By Denise Dooley
In this time of mobile banking, direct deposit, and contactless everything, when is the last time you (or your employees) looked at anything more than the net pay amount of your check stub or direct deposit notice? Giving your paycheck an annual check-up is a five-minute task that could save a lot of stress come tax time.
Start with the basics:
- Is your name spelled correctly?
- Is your address current and/or accurate for where you want your W2 sent?
- Is your social security number correct? (If your check stub doesn’t show the full nine-digit number, confirm with your employer.)
These might seem overly simple, but keep in mind: no matter how automated and touchless the process, there is generally some opportunity for human error – especially if you have changed employers, or if your employer has changed payroll processing systems during the year.
If you’ve had major life changes – marriage, divorce, birth or adoption of a child, bought a house, etc., then it’s quite likely that some of your basic information needs updated, and it’s almost certain that you need to fill out an updated W4. Your employer should have forms or you can print one from here: https://www.irs.gov/pub/irs-pdf/fw4.pdf
For a more thorough review of your check stub, look at your federal and state withholdings for year-to-date. The IRS offers a handy online tool to help you get a good sense of whether you’re on track for federal withholdings. https://www.irs.gov/individuals/tax-withholding-estimator Not many states offer such a convenient guide, but you can compare to your prior year’s tax return or consult with your tax advisor to make sure you’re on track for this year.

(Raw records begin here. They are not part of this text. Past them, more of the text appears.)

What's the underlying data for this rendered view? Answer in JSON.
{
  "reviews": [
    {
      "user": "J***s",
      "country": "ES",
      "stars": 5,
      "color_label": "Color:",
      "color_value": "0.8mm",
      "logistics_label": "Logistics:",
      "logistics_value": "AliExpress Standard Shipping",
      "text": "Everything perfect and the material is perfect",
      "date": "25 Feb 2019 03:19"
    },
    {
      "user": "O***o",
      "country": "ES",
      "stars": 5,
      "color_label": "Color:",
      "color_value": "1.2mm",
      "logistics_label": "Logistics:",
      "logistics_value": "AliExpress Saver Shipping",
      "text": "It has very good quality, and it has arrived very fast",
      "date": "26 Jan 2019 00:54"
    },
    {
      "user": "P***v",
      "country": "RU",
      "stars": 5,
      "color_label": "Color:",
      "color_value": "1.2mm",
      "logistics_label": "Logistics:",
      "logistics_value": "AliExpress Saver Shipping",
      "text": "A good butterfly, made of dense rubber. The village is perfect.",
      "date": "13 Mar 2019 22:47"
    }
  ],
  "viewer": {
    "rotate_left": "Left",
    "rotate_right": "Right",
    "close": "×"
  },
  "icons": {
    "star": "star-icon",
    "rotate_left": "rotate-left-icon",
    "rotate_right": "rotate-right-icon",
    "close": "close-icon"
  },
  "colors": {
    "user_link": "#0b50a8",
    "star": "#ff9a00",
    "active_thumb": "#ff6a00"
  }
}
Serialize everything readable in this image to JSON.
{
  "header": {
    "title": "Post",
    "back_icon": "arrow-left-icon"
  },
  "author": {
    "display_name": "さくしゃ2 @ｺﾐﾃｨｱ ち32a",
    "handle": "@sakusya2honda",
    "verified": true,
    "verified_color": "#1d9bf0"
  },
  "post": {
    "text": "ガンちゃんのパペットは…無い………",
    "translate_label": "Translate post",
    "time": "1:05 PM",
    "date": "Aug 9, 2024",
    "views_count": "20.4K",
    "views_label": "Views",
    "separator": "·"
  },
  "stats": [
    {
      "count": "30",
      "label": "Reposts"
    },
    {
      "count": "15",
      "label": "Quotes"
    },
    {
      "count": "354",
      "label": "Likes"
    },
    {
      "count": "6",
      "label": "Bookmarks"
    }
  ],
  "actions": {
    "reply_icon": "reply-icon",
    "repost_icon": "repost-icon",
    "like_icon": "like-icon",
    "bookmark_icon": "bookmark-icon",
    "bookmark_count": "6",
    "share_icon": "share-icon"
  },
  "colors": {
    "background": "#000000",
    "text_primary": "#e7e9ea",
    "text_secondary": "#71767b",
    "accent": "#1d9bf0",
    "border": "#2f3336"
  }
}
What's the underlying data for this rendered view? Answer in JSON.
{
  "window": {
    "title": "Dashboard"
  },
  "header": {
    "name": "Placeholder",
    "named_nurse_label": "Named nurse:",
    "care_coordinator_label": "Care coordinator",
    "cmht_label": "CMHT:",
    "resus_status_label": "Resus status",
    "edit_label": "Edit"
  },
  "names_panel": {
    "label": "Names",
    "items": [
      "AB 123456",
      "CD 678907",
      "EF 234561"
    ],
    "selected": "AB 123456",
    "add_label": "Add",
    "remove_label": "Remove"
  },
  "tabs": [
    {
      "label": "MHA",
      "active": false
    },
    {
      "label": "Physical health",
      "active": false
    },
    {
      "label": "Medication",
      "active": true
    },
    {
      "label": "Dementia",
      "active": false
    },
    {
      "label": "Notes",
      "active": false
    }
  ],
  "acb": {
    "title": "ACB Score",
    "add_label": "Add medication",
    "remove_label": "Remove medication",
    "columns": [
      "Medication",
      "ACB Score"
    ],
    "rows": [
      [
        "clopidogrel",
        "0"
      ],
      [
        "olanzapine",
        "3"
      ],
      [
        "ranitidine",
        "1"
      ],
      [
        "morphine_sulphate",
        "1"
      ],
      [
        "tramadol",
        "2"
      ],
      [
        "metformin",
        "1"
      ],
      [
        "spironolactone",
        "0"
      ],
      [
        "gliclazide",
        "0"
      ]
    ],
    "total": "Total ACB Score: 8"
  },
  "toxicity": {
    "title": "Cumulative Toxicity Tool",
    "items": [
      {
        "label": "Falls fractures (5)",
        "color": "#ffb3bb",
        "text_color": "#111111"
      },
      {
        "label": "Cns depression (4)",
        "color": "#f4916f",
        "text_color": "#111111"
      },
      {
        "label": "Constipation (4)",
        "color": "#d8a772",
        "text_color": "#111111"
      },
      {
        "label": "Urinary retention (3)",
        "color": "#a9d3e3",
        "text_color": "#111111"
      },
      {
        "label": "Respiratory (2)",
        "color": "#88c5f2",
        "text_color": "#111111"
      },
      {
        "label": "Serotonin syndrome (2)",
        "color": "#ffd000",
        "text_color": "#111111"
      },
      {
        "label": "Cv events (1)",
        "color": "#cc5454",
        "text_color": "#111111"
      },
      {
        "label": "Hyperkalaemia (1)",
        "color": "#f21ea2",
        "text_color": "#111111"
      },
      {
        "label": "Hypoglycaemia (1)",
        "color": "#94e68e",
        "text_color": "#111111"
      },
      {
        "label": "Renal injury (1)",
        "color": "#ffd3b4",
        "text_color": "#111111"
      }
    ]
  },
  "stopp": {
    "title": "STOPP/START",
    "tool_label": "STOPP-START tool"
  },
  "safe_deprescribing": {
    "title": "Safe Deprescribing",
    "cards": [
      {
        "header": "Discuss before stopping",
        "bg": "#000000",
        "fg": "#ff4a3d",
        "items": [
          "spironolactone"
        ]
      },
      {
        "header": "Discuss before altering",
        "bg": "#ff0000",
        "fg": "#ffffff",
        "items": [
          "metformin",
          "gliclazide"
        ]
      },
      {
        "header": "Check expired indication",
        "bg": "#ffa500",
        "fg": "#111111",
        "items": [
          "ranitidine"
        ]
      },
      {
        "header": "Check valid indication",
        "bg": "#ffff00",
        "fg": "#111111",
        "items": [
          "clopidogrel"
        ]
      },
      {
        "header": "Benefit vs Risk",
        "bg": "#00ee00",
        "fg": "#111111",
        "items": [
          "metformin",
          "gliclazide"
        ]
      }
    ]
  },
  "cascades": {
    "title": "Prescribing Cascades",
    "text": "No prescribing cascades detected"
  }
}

With the tax law changes that took effect for your 2019 tax year, I’m sure we all hoped that 2020 would be a year with fewer surprises. I hate to even mention the global pandemic, but if you’ve been affected, it will almost certainly impact your tax situation. Definitely consult with your tax advisor if that’s the case.
One thing to keep in mind if you’re considering changing your withholdings: be careful not to under-withhold. This caution isn’t about whether you will have a payment due with your return or whether you get a refund. It’s about avoiding an underpayment penalty. The IRS has safe-harbor options available to help taxpayers avoid the penalty. This is another topic on which you should consult with your tax advisor.